O mais espantoso é que a Lei da Ficha Limpa foi colocada sob o escrutínio do plenário do Supremo Tribunal Federal (STF) em 2012, e considerada constitucional pela maioria. O ponto específico agora alterado liminarmente pelo novo ministro foi analisado e considerado compatível com a Constituição e com a vontade do legislador, o Congresso Nacional.
O
atual presidente do Supremo, Luis Fux, que era o relator do processo, tinha na
ocasião a mesma opinião de Nunes Marques agora. Achava que a inelegibilidade,
passando a contar somente a partir do fim da pena, era exagerada.
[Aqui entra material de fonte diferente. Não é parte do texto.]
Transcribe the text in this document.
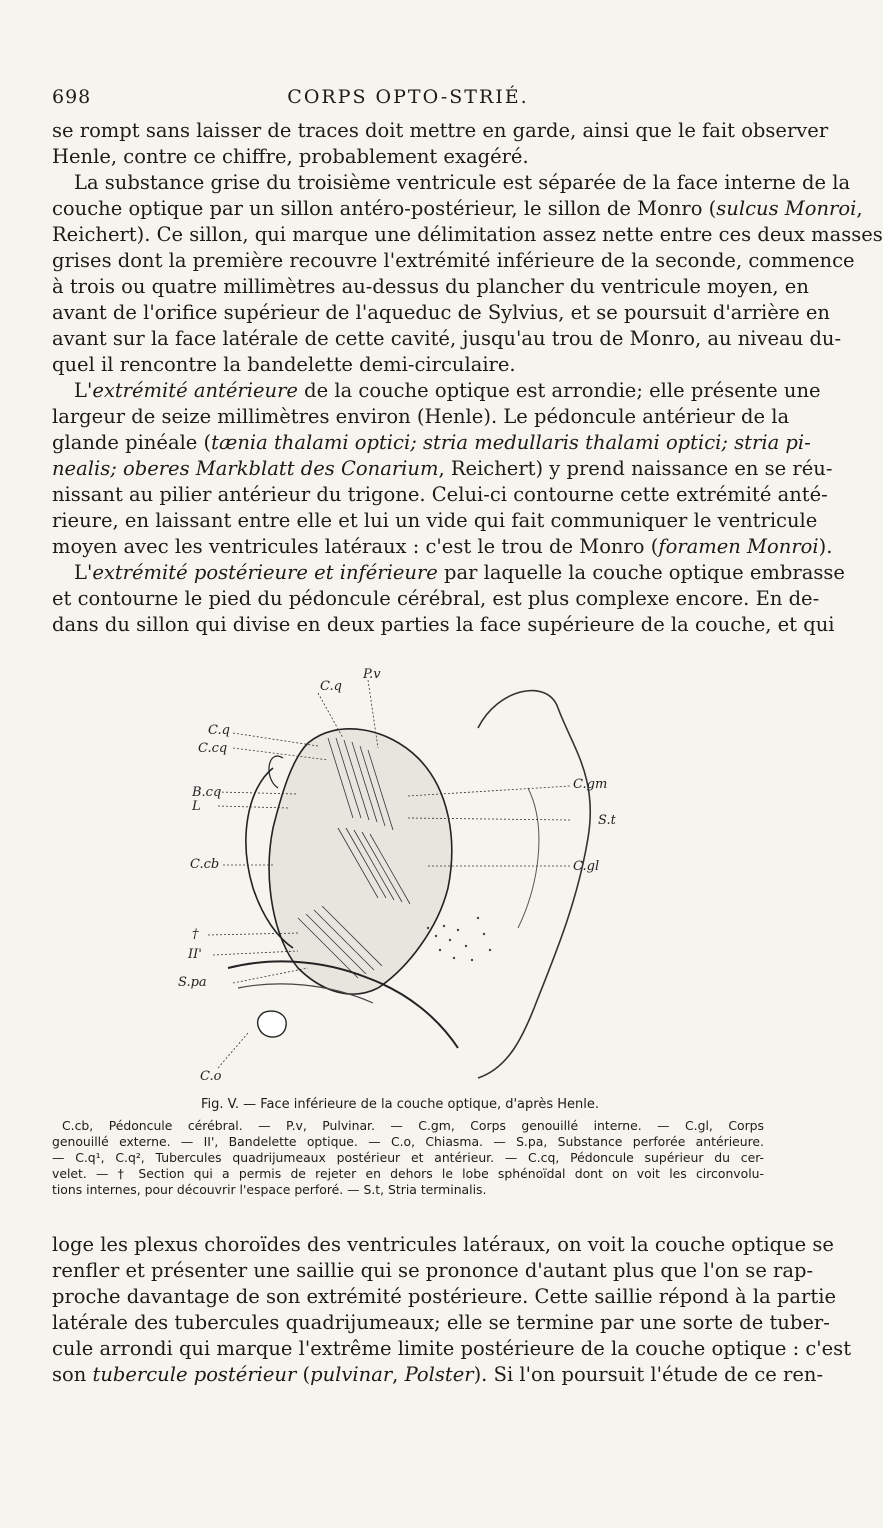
698	CORPS OPTO-STRIÉ.
se rompt sans laisser de traces doit mettre en garde, ainsi que le fait observer
Henle, contre ce chiffre, probablement exagéré.
La substance grise du troisième ventricule est séparée de la face interne de la
couche optique par un sillon antéro-postérieur, le sillon de Monro (sulcus Monroi,
Reichert). Ce sillon, qui marque une délimitation assez nette entre ces deux masses
grises dont la première recouvre l'extrémité inférieure de la seconde, commence
à trois ou quatre millimètres au-dessus du plancher du ventricule moyen, en
avant de l'orifice supérieur de l'aqueduc de Sylvius, et se poursuit d'arrière en
avant sur la face latérale de cette cavité, jusqu'au trou de Monro, au niveau du-
quel il rencontre la bandelette demi-circulaire.
L'extrémité antérieure de la couche optique est arrondie; elle présente une
largeur de seize millimètres environ (Henle). Le pédoncule antérieur de la
glande pinéale (tænia thalami optici; stria medullaris thalami optici; stria pi-
nealis; oberes Markblatt des Conarium, Reichert) y prend naissance en se réu-
nissant au pilier antérieur du trigone. Celui-ci contourne cette extrémité anté-
rieure, en laissant entre elle et lui un vide qui fait communiquer le ventricule
moyen avec les ventricules latéraux : c'est le trou de Monro (foramen Monroi).
L'extrémité postérieure et inférieure par laquelle la couche optique embrasse
et contourne le pied du pédoncule cérébral, est plus complexe encore. En de-
dans du sillon qui divise en deux parties la face supérieure de la couche, et qui
C.q
P.v
C.q
C.cq
B.cq
L
C.gm
S.t
C.cb	C.gl
†
II'
S.pa
C.o
Fig. V. — Face inférieure de la couche optique, d'après Henle.
C.cb, Pédoncule cérébral. — P.v, Pulvinar. — C.gm, Corps genouillé interne. — C.gl, Corps
genouillé externe. — II', Bandelette optique. — C.o, Chiasma. — S.pa, Substance perforée antérieure.
— C.q¹, C.q², Tubercules quadrijumeaux postérieur et antérieur. — C.cq, Pédoncule supérieur du cer-
velet. — † Section qui a permis de rejeter en dehors le lobe sphénoïdal dont on voit les circonvolu-
tions internes, pour découvrir l'espace perforé. — S.t, Stria terminalis.
loge les plexus choroïdes des ventricules latéraux, on voit la couche optique se
renfler et présenter une saillie qui se prononce d'autant plus que l'on se rap-
proche davantage de son extrémité postérieure. Cette saillie répond à la partie
latérale des tubercules quadrijumeaux; elle se termine par une sorte de tuber-
cule arrondi qui marque l'extrême limite postérieure de la couche optique : c'est
son tubercule postérieur (pulvinar, Polster). Si l'on poursuit l'étude de ce ren-
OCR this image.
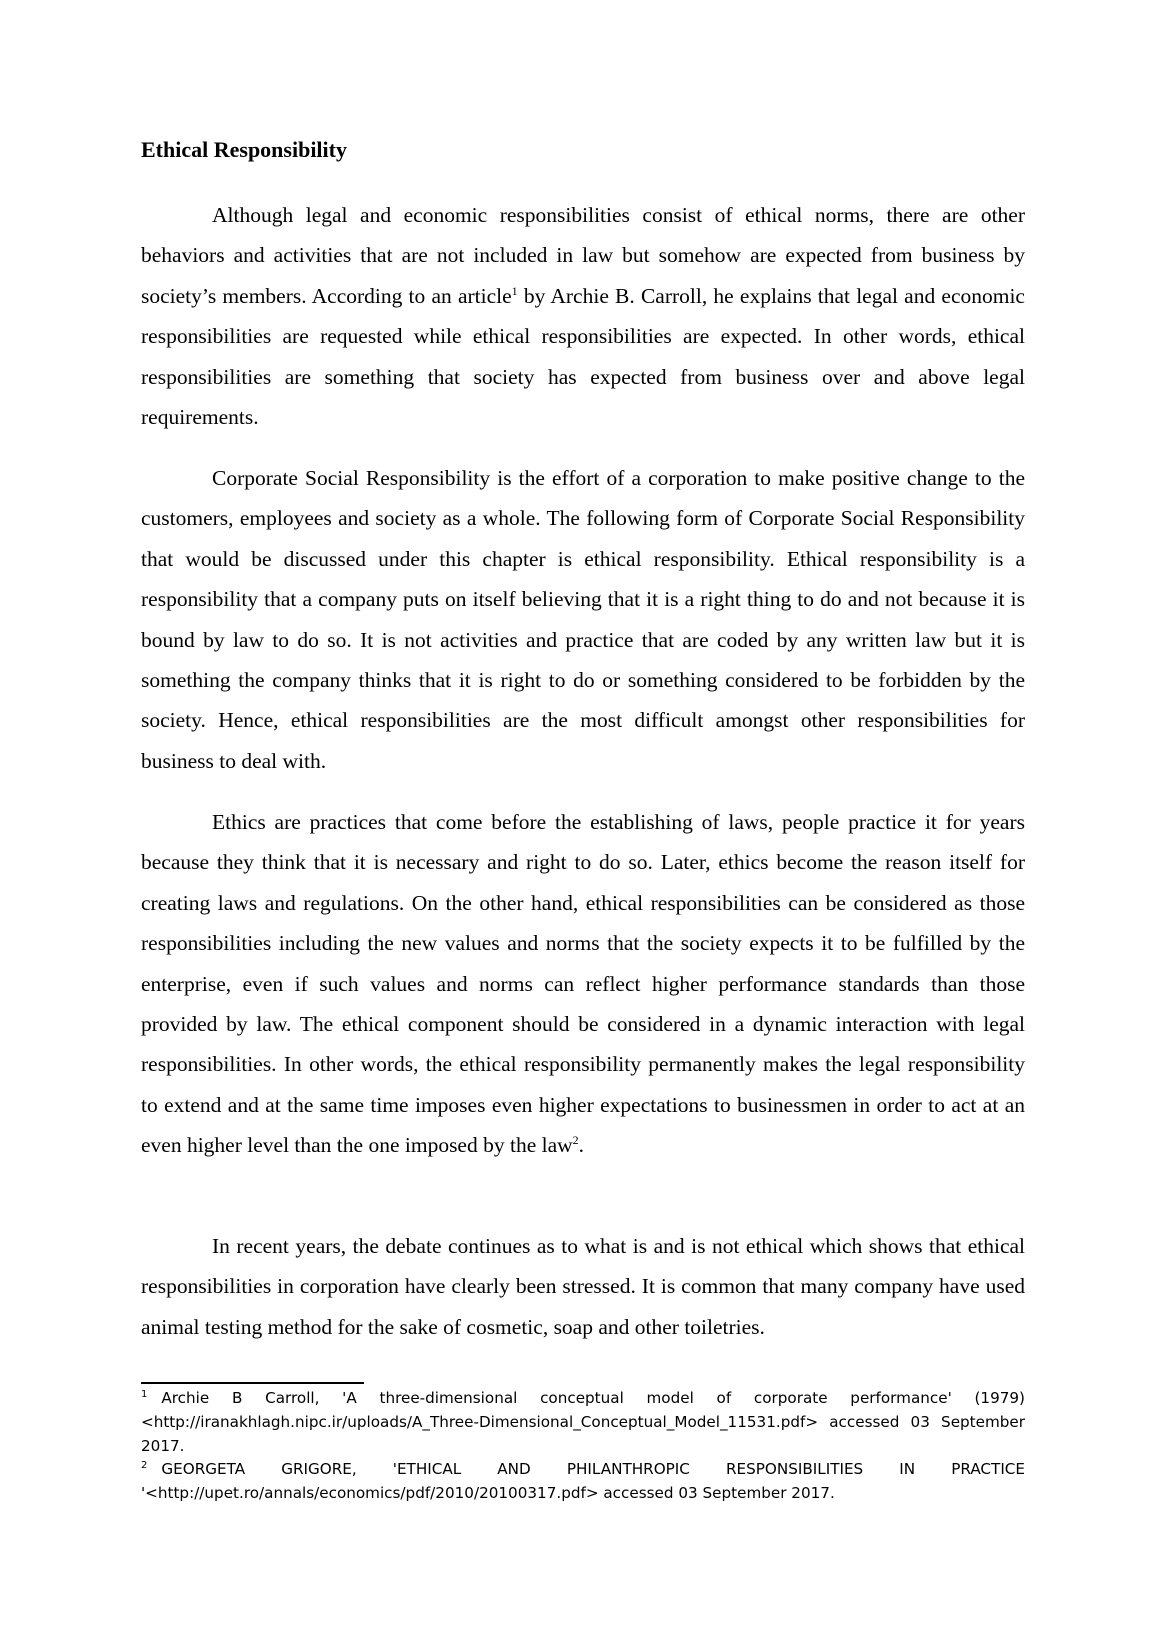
Ethical Responsibility

Although legal and economic responsibilities consist of ethical norms, there are other behaviors and activities that are not included in law but somehow are expected from business by society’s members. According to an article$^1$ by Archie B. Carroll, he explains that legal and economic responsibilities are requested while ethical responsibilities are expected. In other words, ethical responsibilities are something that society has expected from business over and above legal requirements.

Corporate Social Responsibility is the effort of a corporation to make positive change to the customers, employees and society as a whole. The following form of Corporate Social Responsibility that would be discussed under this chapter is ethical responsibility. Ethical responsibility is a responsibility that a company puts on itself believing that it is a right thing to do and not because it is bound by law to do so. It is not activities and practice that are coded by any written law but it is something the company thinks that it is right to do or something considered to be forbidden by the society. Hence, ethical responsibilities are the most difficult amongst other responsibilities for business to deal with.

Ethics are practices that come before the establishing of laws, people practice it for years because they think that it is necessary and right to do so. Later, ethics become the reason itself for creating laws and regulations. On the other hand, ethical responsibilities can be considered as those responsibilities including the new values and norms that the society expects it to be fulfilled by the enterprise, even if such values and norms can reflect higher performance standards than those provided by law. The ethical component should be considered in a dynamic interaction with legal responsibilities. In other words, the ethical responsibility permanently makes the legal responsibility to extend and at the same time imposes even higher expectations to businessmen in order to act at an even higher level than the one imposed by the law$^2$.

In recent years, the debate continues as to what is and is not ethical which shows that ethical responsibilities in corporation have clearly been stressed. It is common that many company have used animal testing method for the sake of cosmetic, soap and other toiletries.

$^1$ Archie B Carroll, 'A three-dimensional conceptual model of corporate performance' (1979) <http://iranakhlagh.nipc.ir/uploads/A_Three-Dimensional_Conceptual_Model_11531.pdf> accessed 03 September 2017.

$^2$ GEORGETA GRIGORE, 'ETHICAL AND PHILANTHROPIC RESPONSIBILITIES IN PRACTICE '<http://upet.ro/annals/economics/pdf/2010/20100317.pdf> accessed 03 September 2017.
O ministro
Cezar Peluso, já aposentado, teve a mesma opinião, mas o ministro Marco Aurélio
Mello rebateu o argumento lembrando que a utilização de recursos sobre recursos
fazia com que a inelegibilidade não tivesse efeito prático, rejeitando a
proposta de subtração do tempo decorrido entre a condenação e o julgamento dos
recursos.
Sendo
assim, a decisão monocrática do juiz novato foi contra um ponto da Lei da Ficha
Limpa que já foi debatido pelo plenário, o que agrava a percepção de que, no
Supremo, cada ministro é uma ilha que não se comunica com os outros, nem com as
decisões já tomadas, sem que haja razão para um novo julgamento, mas apenas uma
opinião pessoal
O
caso, de todo modo, será avaliado pelo plenário depois do recesso, mas há uma
movimentação no Supremo para que Nunes Marques altere sua decisão, para evitar
o caos na justiça eleitoral. Ele pode definir que a medida só vale para a
próxima eleição, para evitar que os tribunais eleitorais fiquem abarrotados de
recurso durante o período de diplomação dos novos prefeitos e vereadores, ou,
no limite, o presidente do Supremo, ministro Luis Fux, pode suspender essa
liminar, com base exatamente em que essa lei já foi considerada constitucional
pelo próprio STF.
Embora
essa medida radical seja defendida por setores do judiciário, Fux parece
inclinado a resolver o impasse pelo diálogo. A atuação do Supremo durante o
recesso, que começou dia 20 de dezembro e vai até o dia 6 de janeiro, também
está em discussão, pois quatro ministros já comunicaram que continuarão
trabalhando nesse período.
Os
ministros Gilmar Mendes, Ricardo Lewandowski, Alexandre de Moraes e Marco
Aurélio Mello, com isso, reduzem o poder do presidente Luis Fux, que fica de
plantão durante o recesso com poder de decisão. Aliados de Luis Fux garantem
que o Regimento do Supremo não autoriza essa atitude, e o presidente parece
decidido a exercer seu poder integralmente. Sendo assim, qualquer decisão a ser
tomada no recesso dependerá apenas do ministro Luis Fux, que poderá cassar
liminares que considere injustificáveis.